Here are some key passages from our Episode 25 interview with Ukheshe’s Mike Smits.

Ukheshe began as a B2C digital bank. Why did you make the pivot into a white-label fintech platform?

“For us it was better to be able to offer it as a service to allow other people to launch digital offerings than for us to raise the funding and digitally onboard people, etc. So in about 2019, we pivoted the business. We sold off our B2C operation [to Telkom].

“We now see ourselves as fintech enablement platform. Fintech-as-a-service, if you like, where, if you want to be able to launch a proposition, we can either help you with a white label solution, or you can build it on top of our APIs.”

Ukheshe encourages companies to “transform your business into a fintech.” Is there any limit to the kind of business can do this?

“Everybody traditionally thinks of the fintechs as being the telcos and the banks. But you you can now go into the FMCG [fast-moving consumer goods] companies, whether you’re Coca Cola or AB InBev, that now needs to do last-mile delivery. And the last-mile delivery traditionally has been based all on cash. So with COVID, and the risks associated with cash, all of them are trying to be able to convert and launch a fintech proposition to take cash out the equation.
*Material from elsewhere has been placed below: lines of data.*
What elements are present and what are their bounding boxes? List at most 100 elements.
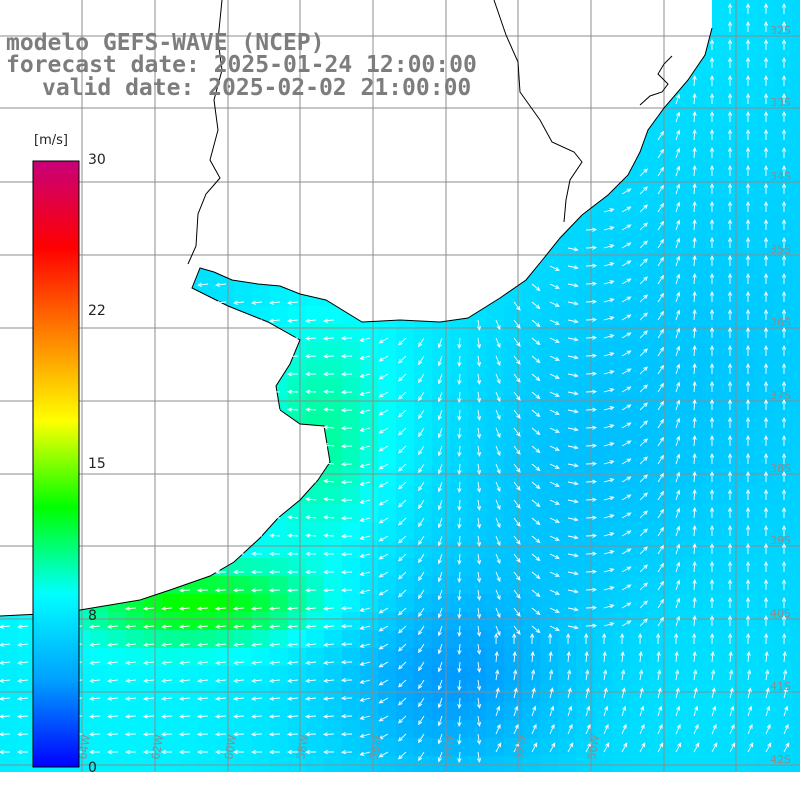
wind-arrow [781,452,787,464]
wind-arrow [692,128,697,141]
wind-arrow [437,445,443,457]
wind-arrow [323,642,335,647]
wind-arrow [531,687,536,699]
lon-label: 54W [440,734,457,761]
wind-arrow [196,569,209,575]
wind-arrow [250,732,263,737]
wind-arrow [378,643,389,650]
wind-arrow [437,427,443,439]
wind-arrow [513,499,521,509]
wind-arrow [359,427,371,432]
wind-arrow [304,696,317,701]
wind-arrow [657,723,663,735]
wind-arrow [781,362,787,374]
wind-arrow [727,92,733,104]
wind-arrow [232,696,245,701]
wind-arrow [621,404,632,411]
wind-arrow [727,488,733,500]
wind-arrow [457,571,462,584]
wind-arrow [621,296,632,303]
wind-arrow [214,569,227,575]
wind-arrow [378,697,389,704]
wind-arrow [196,749,208,755]
wind-arrow [196,318,209,323]
wind-arrow [286,588,299,593]
wind-arrow [745,38,751,50]
wind-arrow [747,723,753,735]
wind-arrow [675,381,681,393]
wind-arrow [763,380,769,392]
wind-arrow [495,499,501,511]
wind-arrow [549,301,560,307]
wind-arrow [418,463,425,474]
wind-arrow [269,678,281,683]
wind-arrow [781,38,787,50]
wind-arrow [340,336,353,341]
wind-arrow [322,749,334,755]
wind-arrow [0,678,11,683]
lat-label: 36S [770,316,791,329]
wind-arrow [783,687,788,699]
wind-arrow [727,272,733,284]
wind-arrow [214,354,227,359]
wind-arrow [233,660,245,665]
wind-arrow [322,407,335,412]
wind-arrow [476,427,482,439]
wind-arrow [709,380,715,392]
wind-arrow [709,344,715,356]
wind-arrow [567,427,579,432]
wind-arrow [781,434,787,446]
wind-arrow [476,571,482,583]
wind-arrow [359,643,371,648]
lat-label: 32S [770,24,791,37]
wind-arrow [763,38,769,50]
wind-arrow [709,110,715,122]
wind-arrow [143,624,155,629]
wind-arrow [142,606,155,611]
wind-arrow [197,624,209,629]
wind-arrow [727,524,733,536]
wind-arrow [214,749,226,755]
wind-arrow [495,723,501,735]
wind-arrow [691,632,697,645]
wind-arrow [378,607,389,614]
wind-arrow [530,650,535,663]
wind-arrow [437,355,443,367]
wind-arrow [232,407,245,412]
wind-arrow [657,580,664,591]
wind-arrow [304,569,317,575]
wind-arrow [692,110,697,123]
wind-arrow [531,481,541,490]
wind-arrow [727,74,733,86]
wind-arrow [657,148,664,159]
wind-arrow [745,128,751,140]
wind-arrow [603,687,608,699]
wind-arrow [378,535,389,542]
wind-arrow [16,696,29,701]
wind-arrow [214,551,227,557]
wind-arrow [397,715,407,724]
wind-arrow [418,643,425,654]
lon-label: 58W [294,734,311,761]
wind-arrow [675,165,681,177]
wind-arrow [513,337,521,347]
wind-arrow [215,642,227,647]
wind-arrow [397,733,407,742]
wind-arrow [269,624,281,629]
wind-arrow [675,723,681,735]
wind-arrow [549,742,556,753]
wind-arrow [268,696,281,701]
wind-arrow [233,461,245,466]
wind-arrow [763,560,769,572]
wind-arrow [549,499,560,505]
wind-arrow [340,516,353,521]
wind-arrow [160,606,173,611]
wind-arrow [214,407,227,412]
wind-arrow [781,326,787,338]
wind-arrow [476,319,482,331]
wind-arrow [585,705,591,717]
wind-arrow [692,560,697,573]
wind-arrow [418,589,425,600]
wind-arrow [675,417,681,429]
wind-arrow [531,373,541,382]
“We've got a contract that we've signed with with DHL, for example. Due to last mile delivery, there could be payments that are necessary before the goods can be handed over. Traditionally, they would have to accept cash. There's the cost of cash and everything else that goes with it. If you can convert that very easily across to a digital mechanism, it’s in everybody's interest to be able to do that.

“More and more, every business wants to have a fintech division to be able to assist with receiving money.”

You also work with disruptive fintech brands. How many of these companies are launching on platforms like Ukheshe?

“I think it's it's becoming more and more that way, especially with open banking type of drives across the world. So people always ask us, ‘What is your competition?’ Our competition is build it yourself.

“But for somebody to actually go in and build it themselves, they would generally speaking have to integrate with five, six, seven, different vendors to be able to build a proposition. They would then have to go and sign up banking relationships, which is not easy. And they would then have to go and do compliance and regulatory hurdles that they needed to cover, and so on.

“So this fintech-as-a-service, it just means that you're enabling organizations on a very light capex model to be able to grow. So our business model is we grow with you. We charge transactional fees, etc. And as you grow, we grow.”

How important are APIs as an engine for your business?

“Everything runs on APIs all in the background. So there's very little that actually happens without initiating an API in the payment space. So from a fintech perspective, definitely. And one of the things that we've done very well is that everything that we've built has been, cloud native and API first. So all of our channels are API driven.”